1. Sensor Element and Measuring Device First, a measuring device including a sensor element and a sensor element according to the present embodiment will be described with reference to the drawings in the order of the device configuration, the detection unit configuration, and the glucose level measurement. In this embodiment, as a sensor element and a measurement device, a continuous blood glucose measurement type glucose sensor used for measuring the glucose concentration in subcutaneous interstitial fluid, in which the target substance is glucose in subcutaneous interstitial fluid.

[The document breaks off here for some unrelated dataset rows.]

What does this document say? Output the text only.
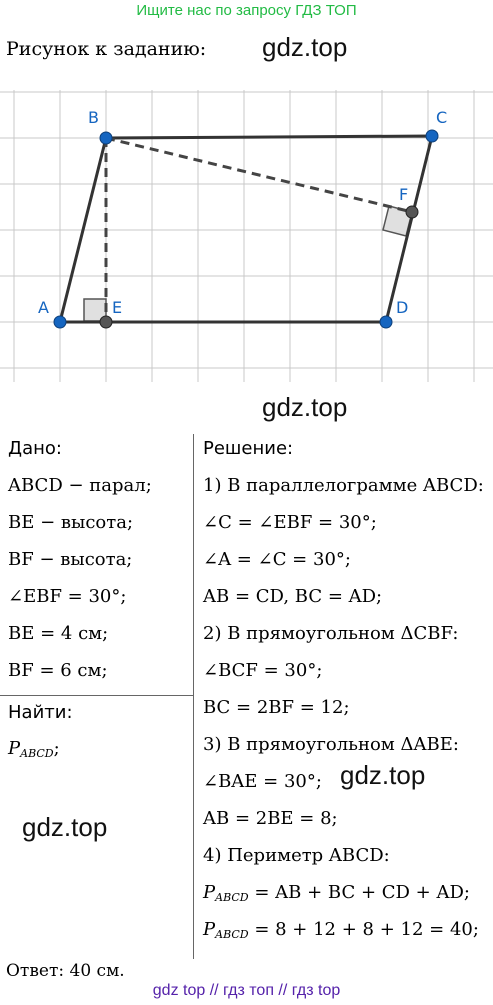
Ищите нас по запросу ГДЗ ТОП
Рисунок к заданию: gdz.top
A
B	C
D
E
F
gdz.top
Дано:
ABCD − парал;
BE − высота;
BF − высота;
∠EBF = 30°;
BE = 4 см;
BF = 6 см;
Найти:
$P_{ABCD}$;
gdz.top
Решение:
1) В параллелограмме ABCD:
∠C = ∠EBF = 30°;
∠A = ∠C = 30°;
AB = CD, BC = AD;
2) В прямоугольном ΔCBF:
∠BCF = 30°;
BC = 2BF = 12;
3) В прямоугольном ΔABE:
∠BAE = 30°;
AB = 2BE = 8;
4) Периметр ABCD:
$P_{ABCD}$ = AB + BC + CD + AD;
$P_{ABCD} = 8 + 12 + 8 + 12 = 40$;
gdz.top
Ответ: 40 см.
gdz top // гдз топ // гдз top
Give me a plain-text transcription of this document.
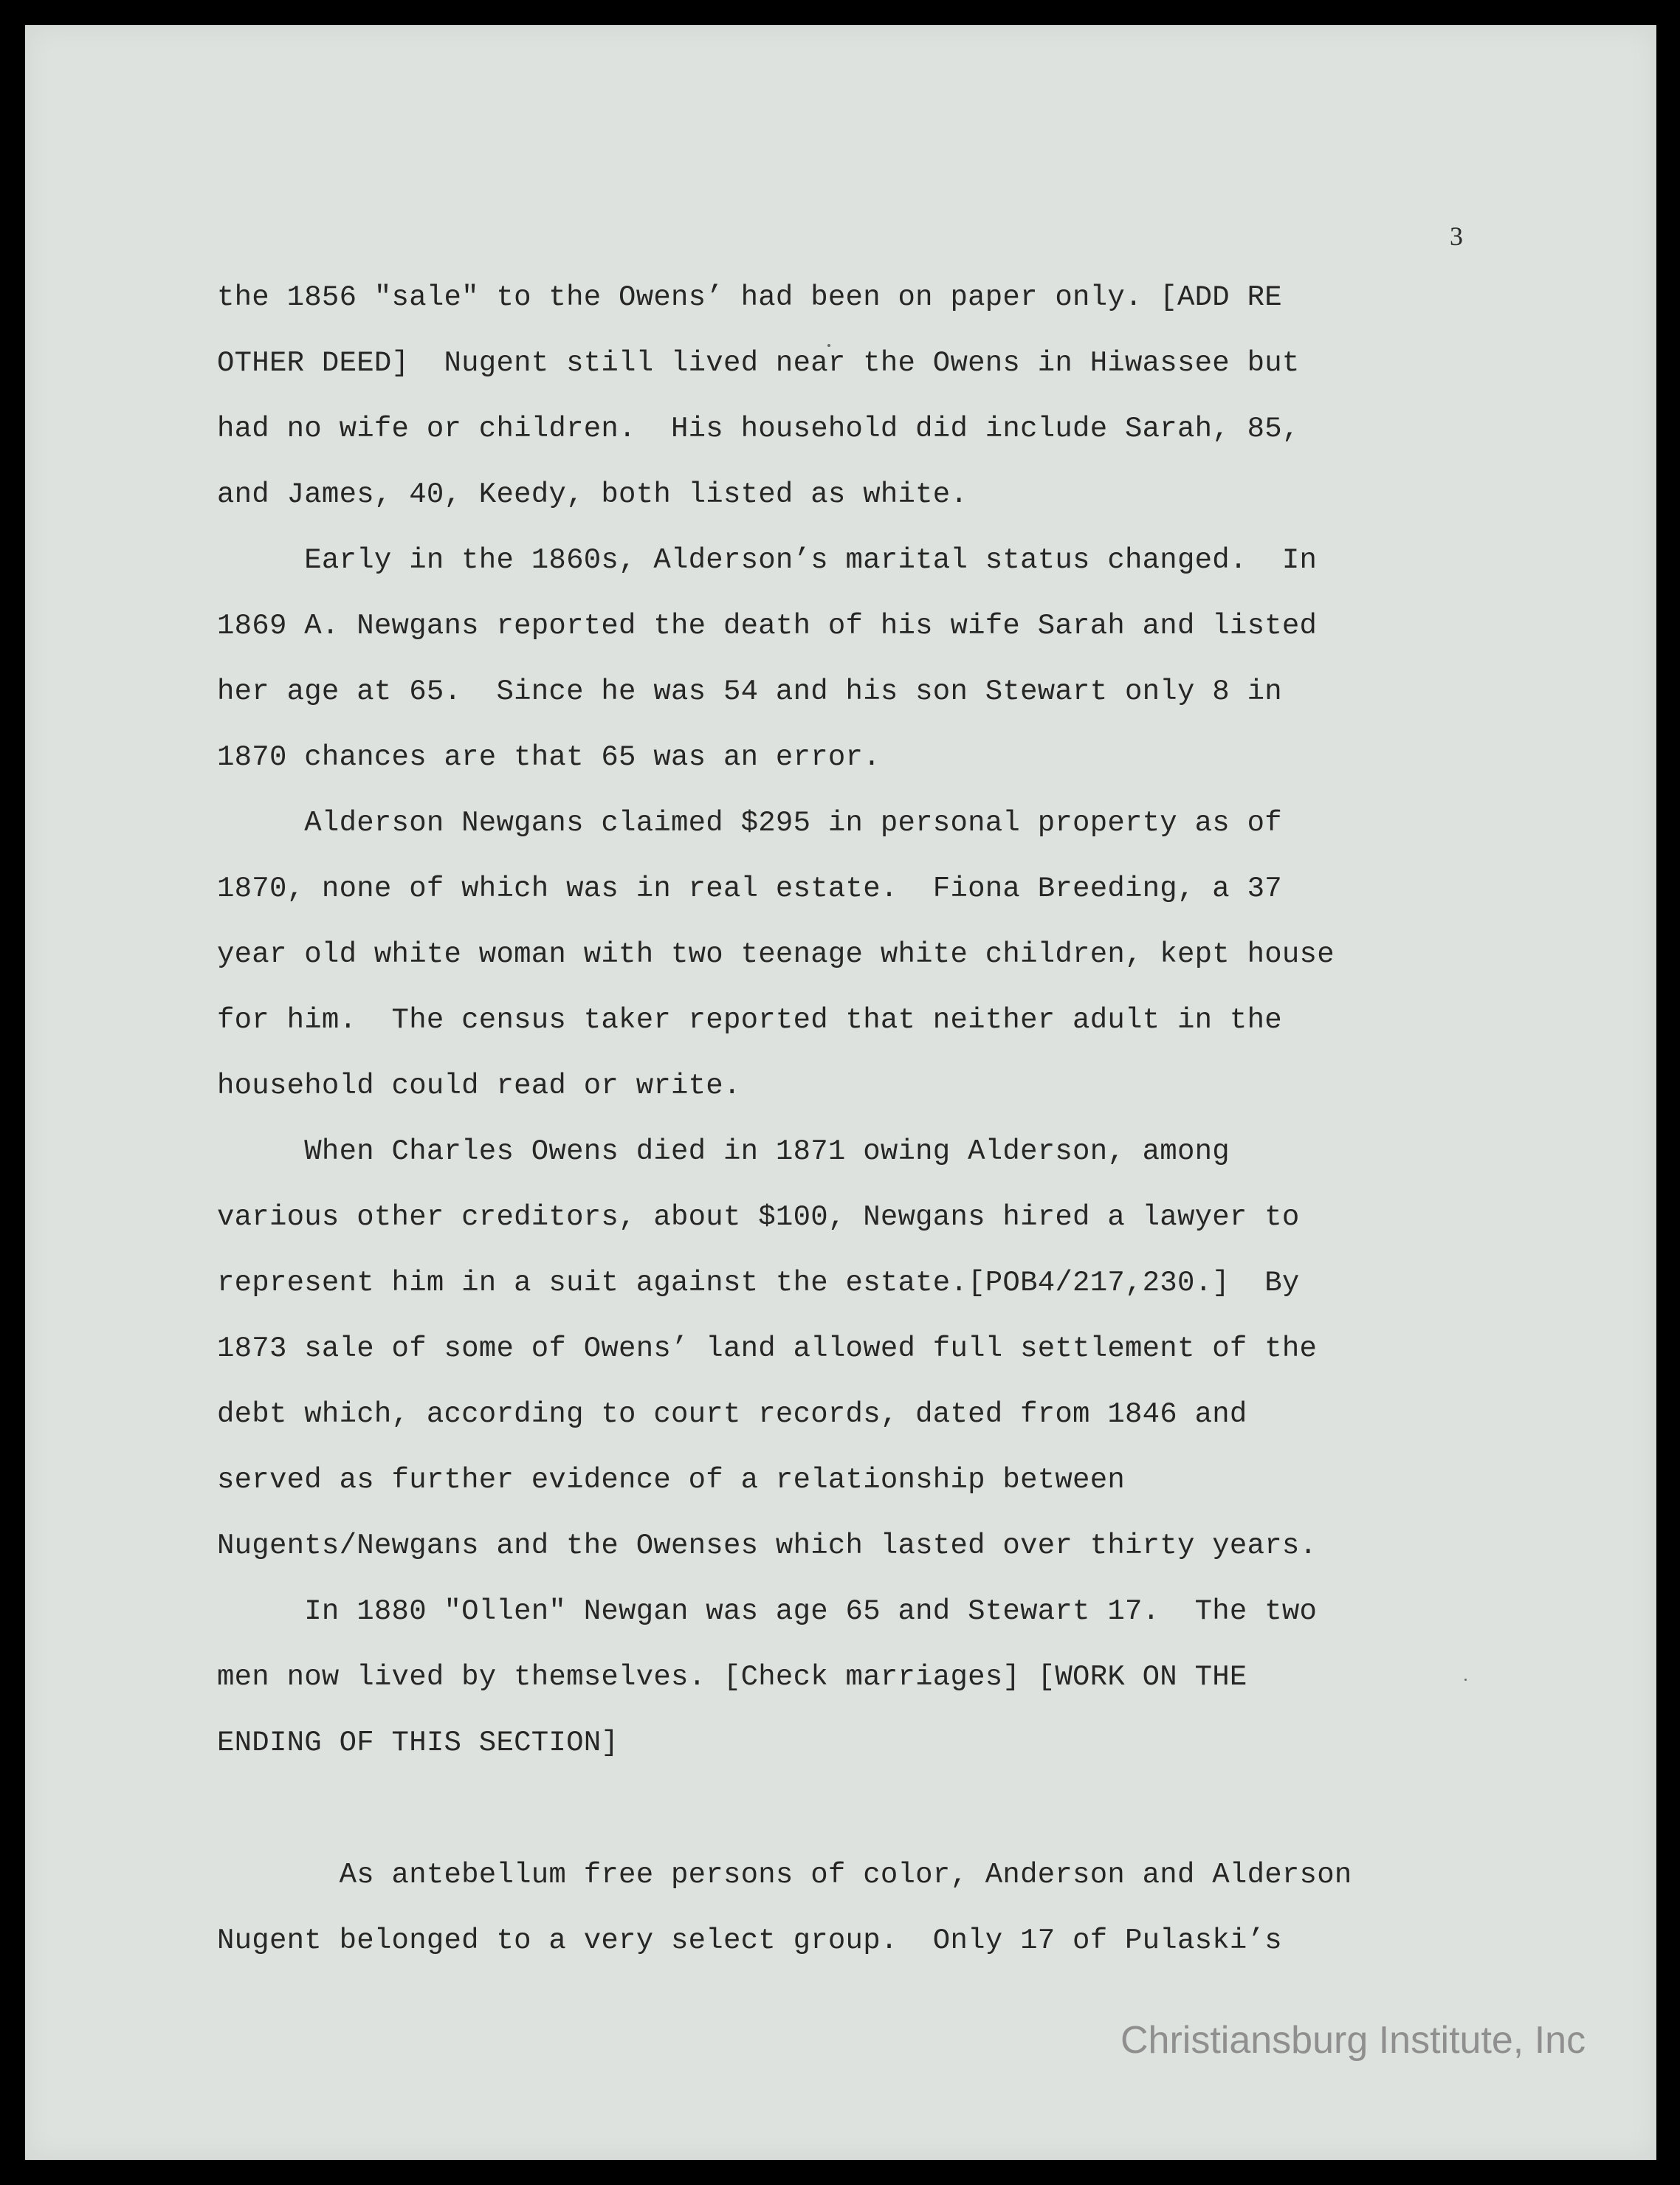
3
the 1856 "sale" to the Owens’ had been on paper only. [ADD RE
OTHER DEED]  Nugent still lived near the Owens in Hiwassee but
had no wife or children.  His household did include Sarah, 85,
and James, 40, Keedy, both listed as white.
Early in the 1860s, Alderson’s marital status changed.  In
1869 A. Newgans reported the death of his wife Sarah and listed
her age at 65.  Since he was 54 and his son Stewart only 8 in
1870 chances are that 65 was an error.
Alderson Newgans claimed $295 in personal property as of
1870, none of which was in real estate.  Fiona Breeding, a 37
year old white woman with two teenage white children, kept house
for him.  The census taker reported that neither adult in the
household could read or write.
When Charles Owens died in 1871 owing Alderson, among
various other creditors, about $100, Newgans hired a lawyer to
represent him in a suit against the estate.[POB4/217,230.]  By
1873 sale of some of Owens’ land allowed full settlement of the
debt which, according to court records, dated from 1846 and
served as further evidence of a relationship between
Nugents/Newgans and the Owenses which lasted over thirty years.
In 1880 "Ollen" Newgan was age 65 and Stewart 17.  The two
men now lived by themselves. [Check marriages] [WORK ON THE
ENDING OF THIS SECTION]
As antebellum free persons of color, Anderson and Alderson
Nugent belonged to a very select group.  Only 17 of Pulaski’s
Christiansburg Institute, Inc
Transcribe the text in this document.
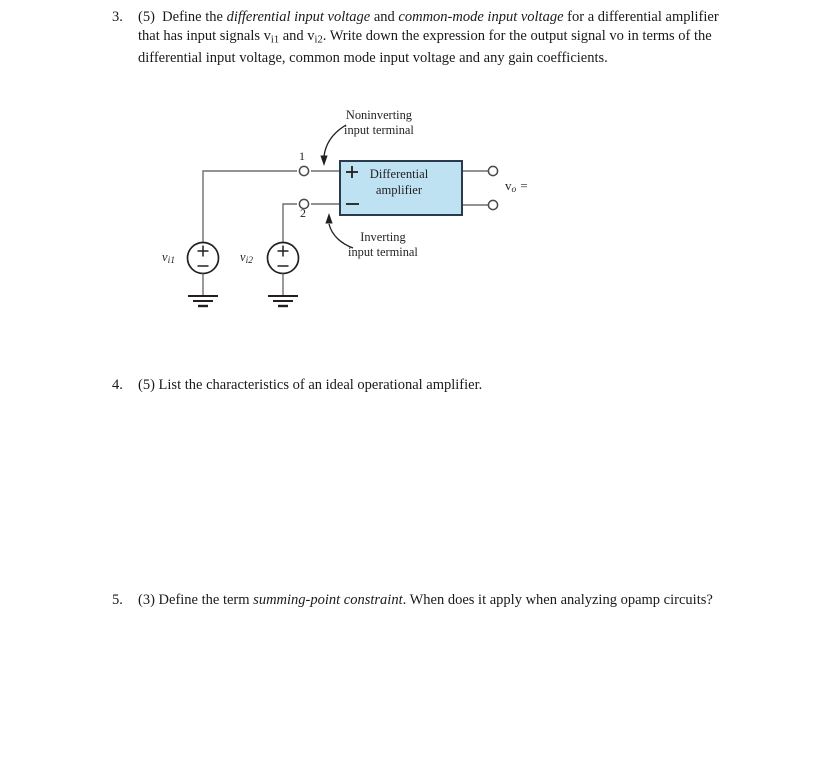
3.	(5) Define the differential input voltage and common-mode input voltage for a differential amplifier that has input signals $v_{i1}$ and $v_{i2}$. Write down the expression for the output signal vo in terms of the differential input voltage, common mode input voltage and any gain coefficients.
Noninverting
input terminal
Inverting
input terminal
Differential
amplifier
1
2
vo =
vi1	vi2
4.	(5) List the characteristics of an ideal operational amplifier.
5.	(3) Define the term summing-point constraint. When does it apply when analyzing opamp circuits?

Although an example is given and demonstrated, this invention is not limited to this aspect.

1.1. Apparatus Configuration A measuring apparatus according to an embodiment of the present invention includes a sensor element according to an embodiment of the present invention.

  FIG. 1 is a perspective view schematically showing a state in which the sensor element 100 and the measuring device 101 according to the embodiment of the present invention are connected, and FIG. 2 is a schematic view in which the needle part 121 is pulled out from the sensor element 100. FIG. FIG. 3 is a side view showing a state where the sensor element 100 is attached to the skin, and FIG. 4 is an enlarged cross-sectional view showing a cannula 111 provided in the sensor element 100.

  The measuring apparatus 101 shown in FIG. 1 is used by connecting the sensor element 100 to the measuring apparatus 101 shown in FIG. 1, and processing for analyzing the sensor element 100 and the current value obtained by the sensor element 100. An arithmetic device 210 including the circuit 200, a display unit 155 including a monitor 151 that displays a measurement value obtained by the arithmetic device 210, and a connector 131 that attaches (connects) the sensor element 100 to the display unit 155. And a wiring 132 for connecting the processing circuit 200 and the connector 131.

  As shown in FIG. 1-3, the sensor element 100 has a main body part 110 having a dome shape as a whole, and a removable part 120 that is detachable from the main body part 110 and includes a needle part 121 on the distal end side. Have

  As shown in FIG. 2, the detachable portion 120 includes a grip portion 122 located on the proximal end side and a needle portion 121 located on the distal end side. The needle part 121 is formed in a semi-cylindrical shape as a whole, and is sharply formed on the tip side. The needle part 121 surrounds a part of the side surface of the cannula 111 by penetrating the through-hole 112 and projecting from the lower surface of the main body part 110 when the detachable part 120 is attached to the main body part 110. It is configured to mate with the cannula 111 (see FIG. 4).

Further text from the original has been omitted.